Project: Shui-On INNO SOCIAL
Architecture and Interior Design: AIM Architecture
Design Scope: Façade Design, Interior & FFE
Design Principals: Wendy Saunders, Vincent de Graaf
Project Architect: Byungmin Jeon, Mavis Li
Project Management: Cindy Xu
Design Team: Jiao Yan, Maggie Peng, Ning Cai
FF&E Team: Sowon Lee, Peichin Lee, Baoer Wang
Location: No.88 Zhengxue Road, Yangpu District, Shanghai, China
Size: 65,000 sqm
Completion: 2019
Photography: Dirk Weiblen
Text and Photos provided by AIM Architecture
An existing Art Deco era building block in the northeast of Shanghai has been transformed into a coworking community space. Yangpu District supports unconventional communities with clusters of SOHO zones and campus communities for the nearby universities.
Shanghai is a massive city that moves fast. One’s sense of scale is constantly shifting and thus, adaptability is crucial. Shui-On INNO SOCIAL caters to a full range of growth and development, making the sophisticated suggestion that innovation is always top of mind. Intimate enough for a solo freelancer or a smaller, collaborative start-up, and with room for medium-sized offices all the way to big brands and corporate entities, this program is a full office ecosystem.
Set up in a generic grid of the new Chinese urban fabric, the existing courtyard emphasized a more human scale. Wanting to harness the intimate connection a courtyard creates, we enhanced it by making the courtyard space the heart of the program.
Of course, so much lies beyond the facade but designing a community loop around the courtyard makes this new community visible, gives the place a heartbeat, connects the different offices, retail stores, cafes both in and outside of the building, in the way a courtyard joins a home or a neighborhood.
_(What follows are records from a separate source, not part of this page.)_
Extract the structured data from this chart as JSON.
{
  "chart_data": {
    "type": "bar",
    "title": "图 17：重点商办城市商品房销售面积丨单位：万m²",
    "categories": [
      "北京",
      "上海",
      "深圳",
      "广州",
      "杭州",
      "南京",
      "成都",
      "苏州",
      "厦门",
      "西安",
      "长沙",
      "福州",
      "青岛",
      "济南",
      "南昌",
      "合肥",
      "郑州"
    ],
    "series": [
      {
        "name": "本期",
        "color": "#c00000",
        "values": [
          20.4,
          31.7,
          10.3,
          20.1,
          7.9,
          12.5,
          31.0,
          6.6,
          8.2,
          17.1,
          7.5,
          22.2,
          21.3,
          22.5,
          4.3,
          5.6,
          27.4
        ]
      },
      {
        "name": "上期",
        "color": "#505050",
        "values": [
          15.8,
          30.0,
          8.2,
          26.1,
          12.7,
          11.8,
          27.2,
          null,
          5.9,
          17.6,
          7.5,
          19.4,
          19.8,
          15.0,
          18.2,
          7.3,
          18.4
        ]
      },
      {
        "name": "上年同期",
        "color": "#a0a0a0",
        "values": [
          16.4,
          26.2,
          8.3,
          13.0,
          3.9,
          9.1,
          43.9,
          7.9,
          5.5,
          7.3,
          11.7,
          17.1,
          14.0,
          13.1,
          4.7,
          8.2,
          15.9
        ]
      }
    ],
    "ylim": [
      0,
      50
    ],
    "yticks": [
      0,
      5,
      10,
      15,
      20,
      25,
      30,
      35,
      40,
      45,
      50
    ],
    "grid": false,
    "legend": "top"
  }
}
The Shui-On courtyard acts as a meeting point and activation center, an introduction to the spirit of the space.
The two buildings occupy approx. 65.000m2 of interior office space. Use is diverse, and people and companies of different stages are establishing individual identities and domains, but still somehow need to be connected into the broader vision. So the community loop on the second level brings all the different functions and inhabitants of the office together.
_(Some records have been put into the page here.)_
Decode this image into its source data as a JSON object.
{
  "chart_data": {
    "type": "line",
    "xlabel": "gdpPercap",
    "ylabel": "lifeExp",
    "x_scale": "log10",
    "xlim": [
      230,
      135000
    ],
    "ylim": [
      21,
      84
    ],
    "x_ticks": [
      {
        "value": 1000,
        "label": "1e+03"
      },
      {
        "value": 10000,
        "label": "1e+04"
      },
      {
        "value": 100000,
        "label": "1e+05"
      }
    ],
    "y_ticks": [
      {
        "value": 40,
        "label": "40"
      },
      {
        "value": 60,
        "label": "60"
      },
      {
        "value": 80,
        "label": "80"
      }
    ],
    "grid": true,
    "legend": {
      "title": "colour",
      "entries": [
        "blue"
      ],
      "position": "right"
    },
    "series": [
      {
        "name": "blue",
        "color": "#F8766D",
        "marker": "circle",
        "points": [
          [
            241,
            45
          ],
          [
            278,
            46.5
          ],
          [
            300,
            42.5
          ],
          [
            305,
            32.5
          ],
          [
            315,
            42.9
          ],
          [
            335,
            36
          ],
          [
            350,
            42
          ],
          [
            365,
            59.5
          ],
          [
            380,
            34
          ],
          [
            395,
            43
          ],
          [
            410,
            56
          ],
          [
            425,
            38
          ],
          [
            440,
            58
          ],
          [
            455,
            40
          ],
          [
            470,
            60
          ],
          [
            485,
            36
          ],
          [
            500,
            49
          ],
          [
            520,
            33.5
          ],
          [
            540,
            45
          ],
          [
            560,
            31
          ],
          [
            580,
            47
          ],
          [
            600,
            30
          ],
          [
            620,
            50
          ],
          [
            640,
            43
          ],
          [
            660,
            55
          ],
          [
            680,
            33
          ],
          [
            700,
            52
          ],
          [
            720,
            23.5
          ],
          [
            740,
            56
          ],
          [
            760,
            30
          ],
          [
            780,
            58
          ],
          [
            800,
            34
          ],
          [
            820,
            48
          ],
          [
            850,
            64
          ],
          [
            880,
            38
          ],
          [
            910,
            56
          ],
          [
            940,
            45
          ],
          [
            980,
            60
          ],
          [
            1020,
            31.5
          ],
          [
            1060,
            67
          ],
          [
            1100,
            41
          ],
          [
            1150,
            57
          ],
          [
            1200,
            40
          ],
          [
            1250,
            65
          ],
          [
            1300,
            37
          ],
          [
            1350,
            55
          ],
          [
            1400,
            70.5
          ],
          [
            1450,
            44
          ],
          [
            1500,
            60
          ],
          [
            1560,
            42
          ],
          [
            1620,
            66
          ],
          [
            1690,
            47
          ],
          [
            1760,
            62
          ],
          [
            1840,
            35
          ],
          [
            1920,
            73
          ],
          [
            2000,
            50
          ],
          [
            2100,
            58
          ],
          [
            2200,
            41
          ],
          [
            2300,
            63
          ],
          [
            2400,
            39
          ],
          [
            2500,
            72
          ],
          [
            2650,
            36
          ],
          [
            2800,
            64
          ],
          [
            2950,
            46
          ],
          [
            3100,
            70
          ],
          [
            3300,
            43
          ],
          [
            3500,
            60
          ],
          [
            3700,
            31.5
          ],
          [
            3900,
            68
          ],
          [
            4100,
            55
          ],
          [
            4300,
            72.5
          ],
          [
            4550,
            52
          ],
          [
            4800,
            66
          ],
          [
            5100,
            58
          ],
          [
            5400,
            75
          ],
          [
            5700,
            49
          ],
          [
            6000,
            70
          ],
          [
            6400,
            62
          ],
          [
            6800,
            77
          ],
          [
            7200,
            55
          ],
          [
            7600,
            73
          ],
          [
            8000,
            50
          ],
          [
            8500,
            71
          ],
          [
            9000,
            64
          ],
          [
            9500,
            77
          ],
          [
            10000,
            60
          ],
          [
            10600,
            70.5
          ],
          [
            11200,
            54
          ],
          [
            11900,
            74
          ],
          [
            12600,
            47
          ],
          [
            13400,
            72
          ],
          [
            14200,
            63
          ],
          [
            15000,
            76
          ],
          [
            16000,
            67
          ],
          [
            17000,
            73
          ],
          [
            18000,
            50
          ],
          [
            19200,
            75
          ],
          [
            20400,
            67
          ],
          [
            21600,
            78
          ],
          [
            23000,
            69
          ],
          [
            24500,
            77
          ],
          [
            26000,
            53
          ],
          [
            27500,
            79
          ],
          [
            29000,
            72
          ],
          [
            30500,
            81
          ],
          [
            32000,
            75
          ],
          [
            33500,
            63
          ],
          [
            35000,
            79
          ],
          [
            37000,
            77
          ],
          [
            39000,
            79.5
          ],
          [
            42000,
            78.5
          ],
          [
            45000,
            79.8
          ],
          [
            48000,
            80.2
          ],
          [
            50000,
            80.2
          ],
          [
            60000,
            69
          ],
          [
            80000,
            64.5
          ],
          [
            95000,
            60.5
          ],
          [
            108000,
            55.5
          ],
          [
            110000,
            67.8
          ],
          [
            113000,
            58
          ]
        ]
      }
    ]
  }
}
In order to visit upper office floors, visitors must pass through the community room – a natural flow that mimics a neighborhood stroll down a Shanghai lane, popping out of shops, storefronts, and existing facades, and into the social heart of the community.
Life in a city unfolds publicly at times; our design borrows this sentiment and puts it to an innovative, elegantly executed point.
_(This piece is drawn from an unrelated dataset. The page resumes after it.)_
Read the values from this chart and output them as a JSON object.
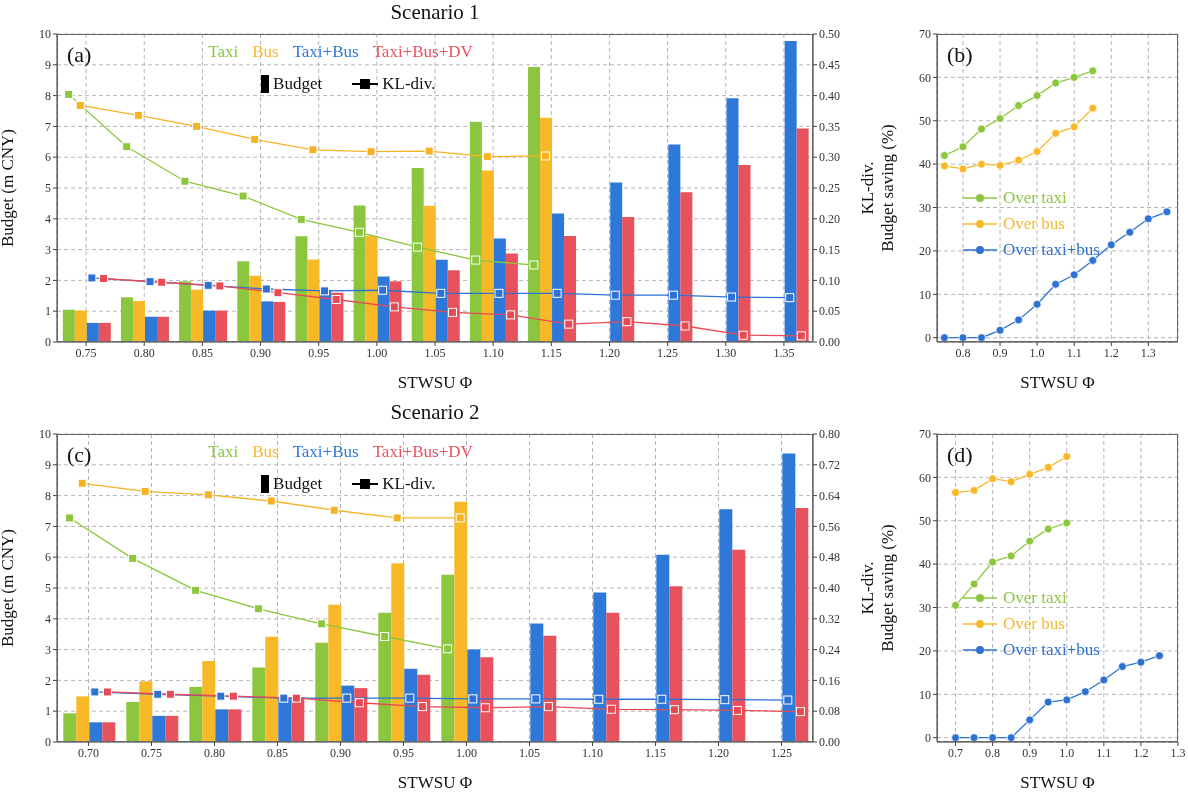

A warm wood wall wraps around shared, social areas, large kitchen areas could host a cooking session at lunch, and sleep pods beckon for a nap.
Creating small meeting spots and break out rooms cozy enough for two, and big enough for professionally scaled companies.
Looking up from the courtyard, there is a powerful, glossy break to the old-style facade. The slightly tinted glass reveals a liveliness within, lighting up the courtyard.
We wanted to create a sense of curiosity — what lies within, who’s inside, what are they making? The very same questions we ask ourselves when walking through a lively, exciting neighborhood, certain there’s more beyond the shopfronts.